The point is this: Natural selection is a plodder’s game. It dithers. It wanders. Mildly beneficial mutations do not become radical steps forward overnight. Sure, one individual might be significantly taller or smarter or more long-lived than his peers, but no matter how beneficial the change, extremely long stretches of time are required for it to spread across an entire population. Those are the rules — or, at least until Robert Fogel came along — those were supposed to be the rules.

3.

Fogel spent the next two decades trying to figure out why humans were suddenly breaking those rules.
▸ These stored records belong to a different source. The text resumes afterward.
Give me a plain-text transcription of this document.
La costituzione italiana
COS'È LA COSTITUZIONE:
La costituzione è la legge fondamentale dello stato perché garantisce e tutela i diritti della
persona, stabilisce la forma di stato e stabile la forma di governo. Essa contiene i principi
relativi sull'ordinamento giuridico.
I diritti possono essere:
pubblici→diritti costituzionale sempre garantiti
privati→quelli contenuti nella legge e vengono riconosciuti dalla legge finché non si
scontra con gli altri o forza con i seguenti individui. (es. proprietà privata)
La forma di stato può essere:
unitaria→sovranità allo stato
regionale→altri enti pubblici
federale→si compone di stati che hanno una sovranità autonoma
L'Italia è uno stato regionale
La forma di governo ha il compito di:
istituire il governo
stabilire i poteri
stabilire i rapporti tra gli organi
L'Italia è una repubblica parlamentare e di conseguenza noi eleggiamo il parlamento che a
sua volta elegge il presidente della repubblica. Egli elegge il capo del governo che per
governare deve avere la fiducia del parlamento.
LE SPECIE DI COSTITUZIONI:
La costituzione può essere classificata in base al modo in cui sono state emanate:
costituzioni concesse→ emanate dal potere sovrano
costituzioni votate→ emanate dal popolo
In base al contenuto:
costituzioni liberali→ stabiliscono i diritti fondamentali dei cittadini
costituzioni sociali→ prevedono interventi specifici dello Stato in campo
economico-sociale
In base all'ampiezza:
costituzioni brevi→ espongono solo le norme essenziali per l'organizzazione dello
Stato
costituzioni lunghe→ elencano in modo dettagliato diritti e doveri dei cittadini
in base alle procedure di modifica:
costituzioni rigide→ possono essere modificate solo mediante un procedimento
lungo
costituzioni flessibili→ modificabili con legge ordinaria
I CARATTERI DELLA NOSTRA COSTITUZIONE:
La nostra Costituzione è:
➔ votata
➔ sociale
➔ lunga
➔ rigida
He came to believe a steady stream of technological improvement — advances in food production, distribution, sanitation, public health, and medicine — facilitated our rapidly advancing evolutionary processes. “In the past hundred years,” says Fogel, “humans have gained an unprecedented degree of control over their environment, a degree of control so great that it sets them apart not only from all other species, but from all previous generations of
Homo sapiens
.”

Fogel’s core idea, which he calls
techno-physio evolution
and explained most fully in his 2011 book
The Changing Body
(cowritten with Roderick Floud, Bernard Harris, and Sok Chul Hong), is fairly straightforward: “The health and nutrition of one generation contributes, through mothers and through infant and childhood
experience, to the strength, health, and longevity of the next generation; at the same time, increased health and longevity enable the members of that next generation to work harder and longer and to create resources which can then, in their turn, be used to assist the next, and succeeding, generations to prosper.”